In Golders Green the names of the dead and the hostages taken by Hamas papered the streets — until they were taken down by people who believed Israeli children were also the enemies of peace between Israel and Palestine.

These obituaries will never be written, except in the hearts of their broken families. It is impossible, of course, to write obituaries of 1,400 people.

And yet something deep stirs within me — honoured as I am to edit this page — some almost spiritual need to commit their loss to paper. To mourn them here, on this page.

To honour the pain and anguish of those families, hugging their children close at the breakfast table where their killers, having feasted on their deaths, commenced to gorge upon their food.

Babies incinerated. Bodies dismembered. Thrown out onto the grass like rubbish. Too many to name, yes far too many to honour. But we can mention a symbolic few.

On Nahal Oz kibbutz Hadar Kamah, Golda Meir’s great great nephew, 24; Noam Elyakim, his partner Dikla Arava and her 17-year-old son Tomer; Carmela Dan and her 12-year-old granddaughter Noya.

At the Supernova music festival,German-Israeli Shani Louk, 23; German-Israeli economist Avshalom Haran, 66; Eviatar Kipnis, 65, and his wife Lilach, 60. Members of the kibbutz guard with military experience, killed as they patrolled the perimeter.

A new Israeli song is circulating on YouTube titled Don’t Leave Me Until I’ve Grown Up. Images of young children flit across the screen.

The dead or the missing, I don’t know which. What is expressed is the longing of children to grow up close to their parents. To be cherished. To be safe.

Everywhere we are exhorted to light yartzheit candles, say the Kaddish, offer urgent prayers of healing for the fallen. Pray, pray, pray for peace for everyone, every child, Israeli or Palestinian.

David Ben Zion, the deputy commander of Unit 71, led an experienced team of paratroopers who saved many lives after reaching Kfar Aza.

He saw unspeakable things. Dismembered bodies lying in the gardens. He said the Hamas gunmen who killed families and even babies “were just a jihad machine to kill everybody, (people) without weapons — just normal citizens that wanted to take their breakfast and that’s all.”

The chalutzic spirit of the first Zionists who expressed the longing to return to Eretz Israel infused these southern kibbutzim.

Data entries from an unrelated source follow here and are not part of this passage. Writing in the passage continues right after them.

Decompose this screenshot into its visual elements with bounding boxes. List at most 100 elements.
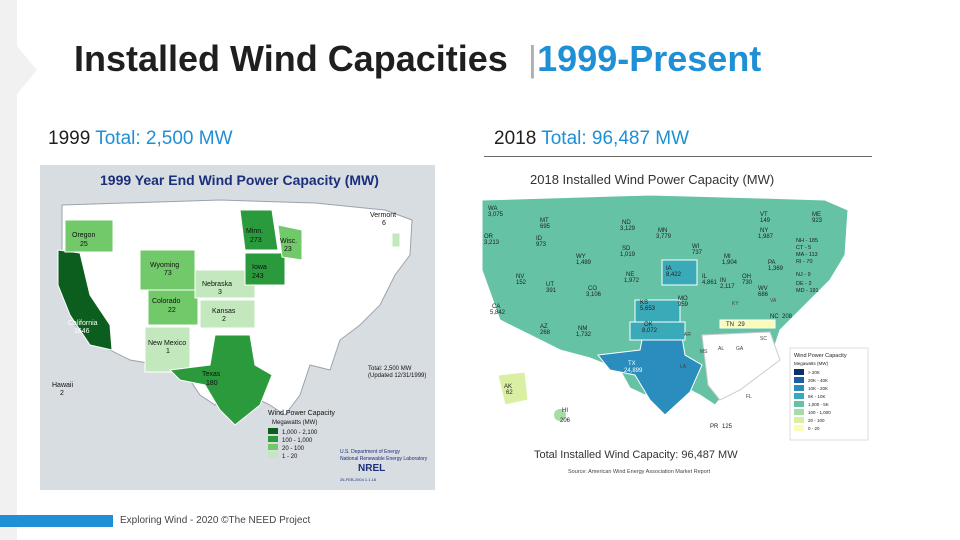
svg-text:MO: MO <box>678 296 688 302</box>
svg-text:VT: VT <box>760 212 768 218</box>
svg-text:> 20K: > 20K <box>808 370 820 375</box>
legend-2018: Wind Power Capacity Megawatts (MW) > 20K… <box>789 347 869 441</box>
state-hi-2018 <box>554 409 566 421</box>
svg-text:1,489: 1,489 <box>576 260 592 266</box>
svg-text:OR: OR <box>484 234 494 240</box>
svg-text:20 - 100: 20 - 100 <box>808 418 825 423</box>
svg-text:WI: WI <box>692 244 700 250</box>
svg-text:10K - 20K: 10K - 20K <box>808 386 828 391</box>
svg-text:SC: SC <box>760 336 767 342</box>
svg-text:73: 73 <box>164 270 172 277</box>
svg-text:25: 25 <box>80 241 88 248</box>
svg-text:AZ: AZ <box>540 324 548 330</box>
svg-text:NJ - 9: NJ - 9 <box>796 272 811 278</box>
svg-text:3,075: 3,075 <box>488 212 504 218</box>
svg-text:2: 2 <box>222 316 226 323</box>
svg-text:Kansas: Kansas <box>212 308 236 315</box>
svg-text:Wind Power Capacity: Wind Power Capacity <box>268 410 335 417</box>
svg-text:DE - 2: DE - 2 <box>796 281 812 287</box>
svg-text:973: 973 <box>536 242 547 248</box>
svg-text:152: 152 <box>516 280 527 286</box>
svg-text:206: 206 <box>560 418 571 424</box>
svg-text:WA: WA <box>488 206 497 212</box>
svg-text:IN: IN <box>720 278 726 284</box>
svg-text:GA: GA <box>736 346 744 352</box>
svg-text:8,422: 8,422 <box>666 272 682 278</box>
svg-text:5,842: 5,842 <box>490 310 506 316</box>
svg-text:U.S. Department of Energy: U.S. Department of Energy <box>340 449 401 455</box>
svg-text:KY: KY <box>732 301 739 307</box>
state-texas <box>168 334 273 426</box>
svg-text:ID: ID <box>536 236 543 242</box>
svg-text:MA - 113: MA - 113 <box>796 252 818 258</box>
svg-text:CA: CA <box>492 304 500 310</box>
subtitle-2018: 2018 Total: 96,487 MW <box>494 128 690 149</box>
state-colorado <box>147 289 199 326</box>
svg-text:WY: WY <box>576 254 586 260</box>
svg-text:Megawatts (MW): Megawatts (MW) <box>272 420 317 426</box>
state-oregon <box>64 219 114 253</box>
svg-text:1,019: 1,019 <box>620 252 636 258</box>
svg-text:730: 730 <box>742 280 753 286</box>
svg-text:Wyoming: Wyoming <box>150 262 179 269</box>
left-decor-strip <box>0 0 17 540</box>
map2018-title: 2018 Installed Wind Power Capacity (MW) <box>530 172 774 187</box>
svg-text:1,000 - 5K: 1,000 - 5K <box>808 402 829 407</box>
svg-text:California: California <box>68 320 98 327</box>
svg-text:MT: MT <box>540 218 549 224</box>
svg-text:NC: NC <box>770 314 779 320</box>
svg-text:391: 391 <box>546 288 557 294</box>
svg-text:125: 125 <box>722 424 733 430</box>
map-1999: 1999 Year End Wind Power Capacity (MW) O… <box>40 165 435 490</box>
svg-text:OH: OH <box>742 274 751 280</box>
svg-text:26-FEB-2004 1.1.18: 26-FEB-2004 1.1.18 <box>340 477 377 482</box>
svg-text:National Renewable Energy Labo: National Renewable Energy Laboratory <box>340 456 428 462</box>
svg-text:SD: SD <box>622 246 631 252</box>
svg-text:273: 273 <box>250 237 262 244</box>
svg-text:Megawatts (MW): Megawatts (MW) <box>794 361 829 366</box>
svg-text:686: 686 <box>758 292 769 298</box>
svg-text:IL: IL <box>702 274 708 280</box>
map-1999-svg: 1999 Year End Wind Power Capacity (MW) O… <box>40 165 435 490</box>
state-vermont <box>391 232 401 248</box>
svg-text:737: 737 <box>692 250 703 256</box>
svg-text:149: 149 <box>760 218 771 224</box>
svg-text:29: 29 <box>738 322 745 328</box>
total-box-1999: Total: 2,500 MW (Updated 12/31/1999) <box>368 366 426 379</box>
svg-text:1,972: 1,972 <box>624 278 640 284</box>
svg-text:IA: IA <box>666 266 672 272</box>
map-2018: 2018 Installed Wind Power Capacity (MW) … <box>470 160 880 485</box>
svg-text:Vermont: Vermont <box>370 212 396 219</box>
svg-text:NH - 185: NH - 185 <box>796 238 818 244</box>
legend-1999: Wind Power Capacity Megawatts (MW) 1,000… <box>268 410 335 460</box>
svg-text:LA: LA <box>680 364 687 370</box>
svg-text:5K - 10K: 5K - 10K <box>808 394 826 399</box>
state-iowa <box>244 252 286 286</box>
svg-text:Wisc.: Wisc. <box>280 238 297 245</box>
svg-text:NV: NV <box>516 274 524 280</box>
svg-text:4,861: 4,861 <box>702 280 718 286</box>
svg-text:3,779: 3,779 <box>656 234 672 240</box>
svg-text:Nebraska: Nebraska <box>202 281 232 288</box>
nrel-logo: NREL <box>358 463 385 474</box>
svg-text:2: 2 <box>60 390 64 397</box>
total-2018: Total Installed Wind Capacity: 96,487 MW <box>534 449 738 461</box>
svg-text:NE: NE <box>626 272 634 278</box>
svg-text:MS: MS <box>700 349 708 355</box>
subtitle-1999: 1999 Total: 2,500 MW <box>48 128 233 149</box>
svg-text:Minn.: Minn. <box>246 228 263 235</box>
state-new-mexico <box>144 326 191 373</box>
svg-text:Oregon: Oregon <box>72 232 95 239</box>
svg-text:MI: MI <box>724 254 731 260</box>
svg-text:HI: HI <box>562 408 568 414</box>
state-minnesota <box>239 209 279 251</box>
state-california <box>57 249 113 351</box>
southeast-region <box>701 331 781 401</box>
svg-text:208: 208 <box>782 314 793 320</box>
svg-text:AL: AL <box>718 346 724 352</box>
svg-text:1: 1 <box>166 348 170 355</box>
svg-text:PR: PR <box>710 424 719 430</box>
svg-text:6: 6 <box>382 220 386 227</box>
svg-text:8,072: 8,072 <box>642 328 658 334</box>
svg-text:1,987: 1,987 <box>758 234 774 240</box>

Those who chose to live there accepted the ever-present danger of Hamas rocket attacks after the terrorist group seized control of Gaza in 2007. Concrete shelters reinforced a lifestyle of intense community, with playgrounds for their children, barbecues and open spaces.

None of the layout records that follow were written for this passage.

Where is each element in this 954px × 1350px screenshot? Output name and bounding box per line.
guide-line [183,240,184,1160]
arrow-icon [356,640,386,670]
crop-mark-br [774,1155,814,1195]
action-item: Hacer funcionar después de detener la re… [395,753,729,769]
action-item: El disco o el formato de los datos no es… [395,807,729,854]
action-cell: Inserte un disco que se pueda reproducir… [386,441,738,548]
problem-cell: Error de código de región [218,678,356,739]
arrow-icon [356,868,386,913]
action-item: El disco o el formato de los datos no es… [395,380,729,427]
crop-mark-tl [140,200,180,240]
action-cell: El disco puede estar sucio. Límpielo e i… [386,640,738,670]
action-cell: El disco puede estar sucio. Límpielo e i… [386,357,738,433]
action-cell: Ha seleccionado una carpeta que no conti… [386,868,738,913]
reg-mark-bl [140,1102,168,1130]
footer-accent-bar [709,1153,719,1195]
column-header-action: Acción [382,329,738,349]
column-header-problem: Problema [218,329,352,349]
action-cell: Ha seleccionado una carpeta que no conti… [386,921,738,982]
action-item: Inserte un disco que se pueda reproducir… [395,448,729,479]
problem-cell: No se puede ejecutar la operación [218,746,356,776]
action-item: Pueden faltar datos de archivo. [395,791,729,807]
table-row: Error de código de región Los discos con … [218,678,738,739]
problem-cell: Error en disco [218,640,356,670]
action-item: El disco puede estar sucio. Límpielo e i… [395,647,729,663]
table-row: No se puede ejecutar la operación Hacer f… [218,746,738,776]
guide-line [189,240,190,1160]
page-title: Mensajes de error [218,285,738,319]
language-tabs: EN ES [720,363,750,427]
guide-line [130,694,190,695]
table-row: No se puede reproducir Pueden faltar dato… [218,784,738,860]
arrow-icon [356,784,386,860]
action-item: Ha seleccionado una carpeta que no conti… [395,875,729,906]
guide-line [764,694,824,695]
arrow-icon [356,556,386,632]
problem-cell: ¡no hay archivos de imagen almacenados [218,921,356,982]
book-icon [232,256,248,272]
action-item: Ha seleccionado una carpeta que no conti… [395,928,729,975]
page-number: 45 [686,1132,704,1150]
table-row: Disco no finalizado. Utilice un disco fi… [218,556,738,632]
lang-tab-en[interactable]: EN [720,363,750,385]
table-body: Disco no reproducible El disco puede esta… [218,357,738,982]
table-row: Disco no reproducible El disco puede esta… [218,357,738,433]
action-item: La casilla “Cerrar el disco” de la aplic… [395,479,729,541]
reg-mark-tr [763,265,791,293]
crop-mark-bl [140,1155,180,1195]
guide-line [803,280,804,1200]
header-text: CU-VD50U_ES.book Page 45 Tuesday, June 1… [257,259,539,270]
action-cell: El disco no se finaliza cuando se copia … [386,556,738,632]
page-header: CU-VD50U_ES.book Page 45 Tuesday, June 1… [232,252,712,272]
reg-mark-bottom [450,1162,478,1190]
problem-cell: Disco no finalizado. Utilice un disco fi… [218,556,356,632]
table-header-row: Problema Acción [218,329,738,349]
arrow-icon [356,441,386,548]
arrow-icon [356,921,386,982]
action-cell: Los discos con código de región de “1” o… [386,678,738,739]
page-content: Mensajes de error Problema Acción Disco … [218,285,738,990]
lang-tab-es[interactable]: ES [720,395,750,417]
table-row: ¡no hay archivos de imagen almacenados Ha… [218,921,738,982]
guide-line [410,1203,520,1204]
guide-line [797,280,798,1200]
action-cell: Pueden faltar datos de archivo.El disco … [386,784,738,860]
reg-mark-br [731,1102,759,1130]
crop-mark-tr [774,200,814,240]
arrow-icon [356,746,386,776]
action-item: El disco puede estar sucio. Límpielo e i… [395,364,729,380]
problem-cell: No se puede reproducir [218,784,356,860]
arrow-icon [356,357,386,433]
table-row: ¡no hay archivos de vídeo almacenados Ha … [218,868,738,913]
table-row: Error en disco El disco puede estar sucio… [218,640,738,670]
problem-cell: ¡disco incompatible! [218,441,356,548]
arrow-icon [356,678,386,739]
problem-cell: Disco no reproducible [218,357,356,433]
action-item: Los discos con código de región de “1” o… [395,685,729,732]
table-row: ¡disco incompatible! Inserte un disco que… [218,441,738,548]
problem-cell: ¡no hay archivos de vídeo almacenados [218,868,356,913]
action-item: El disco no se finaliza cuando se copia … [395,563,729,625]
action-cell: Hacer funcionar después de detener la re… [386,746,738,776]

The shelters themselves were the memento mori of life on the edge. Eternally present. But there was joy here, and community spirit. Many people who lived here chose to support a two-state solution and made friends with the people of Gaza.

They were brave, freedom-loving and perhaps too credulous. Today, what is left of their lives is a cavernous trauma, as deep as the Holocaust, as bitterly mourned in its terrible sense of violation.

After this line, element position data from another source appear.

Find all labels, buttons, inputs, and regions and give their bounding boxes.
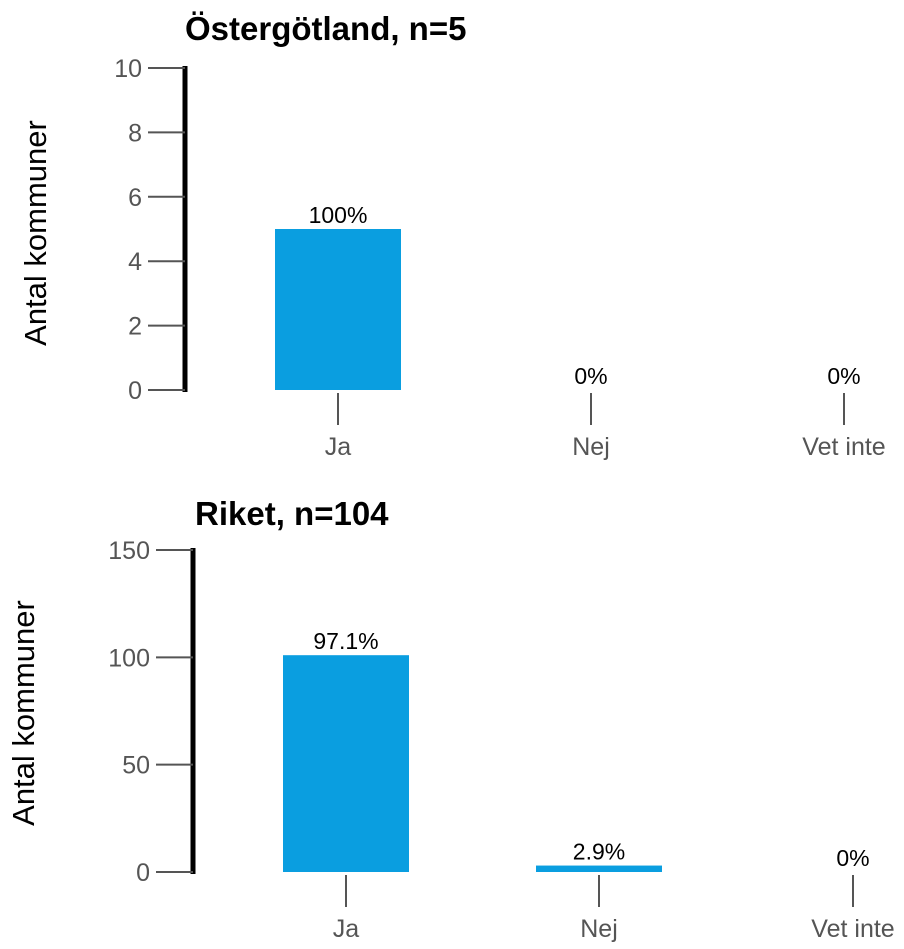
- x-ticks: Ja Nej Vet inte: [333, 875, 895, 943]
- y-tick-label: 150: [108, 537, 150, 565]
- y-tick-label: 4: [128, 248, 142, 276]
- bar-nej: [536, 865, 662, 872]
- x-tick-label: Nej: [572, 433, 610, 461]
- y-tick-label: 2: [128, 313, 142, 341]
- y-axis-label: Antal kommuner: [6, 600, 41, 826]
- bar-ja: [283, 655, 409, 872]
- bars: [283, 655, 662, 872]
- x-tick-label: Ja: [325, 433, 352, 461]
- x-ticks: Ja Nej Vet inte: [325, 393, 886, 461]
- chart-panel-ostergotland: Östergötland, n=5 Antal kommuner 0 2 4 6 8 10…: [18, 10, 886, 461]
- data-label: 0%: [827, 363, 860, 389]
- data-label: 97.1%: [313, 628, 378, 654]
- bars: [275, 229, 401, 390]
- data-labels: 100% 0% 0%: [309, 202, 861, 389]
- x-tick-label: Ja: [333, 915, 360, 943]
- y-tick-label: 6: [128, 184, 142, 212]
- y-tick-label: 0: [128, 377, 142, 405]
- bar-ja: [275, 229, 401, 390]
- y-tick-label: 50: [122, 752, 150, 780]
- y-tick-label: 8: [128, 119, 142, 147]
- data-label: 2.9%: [573, 839, 625, 865]
- x-tick-label: Vet inte: [811, 915, 894, 943]
- y-tick-label: 0: [136, 859, 150, 887]
- y-axis-label: Antal kommuner: [18, 120, 53, 346]
- data-label: 100%: [309, 202, 368, 228]
- y-tick-label: 100: [108, 644, 150, 672]
- data-label: 0%: [836, 845, 869, 871]
- chart-panel-riket: Riket, n=104 Antal kommuner 0 50 100 150 97…: [6, 495, 895, 943]
- data-label: 0%: [574, 363, 607, 389]
- data-labels: 97.1% 2.9% 0%: [313, 628, 869, 871]
- chart-title: Östergötland, n=5: [185, 10, 466, 47]
- x-tick-label: Nej: [580, 915, 618, 943]
- y-ticks: 0 2 4 6 8 10: [114, 55, 185, 405]
- y-ticks: 0 50 100 150: [108, 537, 193, 887]
- chart-title: Riket, n=104: [195, 495, 389, 532]
- x-tick-label: Vet inte: [802, 433, 885, 461]
- y-tick-label: 10: [114, 55, 142, 83]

This obituary is for the dimmed light of a resurgent community whose homes lie in ruins and whose lives will never be the same again. It is for those who survived the Holocaust only to fall again in their promised land.

It is for young people dancing at a Supernova festival, named for the “last hurrah” of a massive, dying star. It is for babies and children who will never realise their dreams.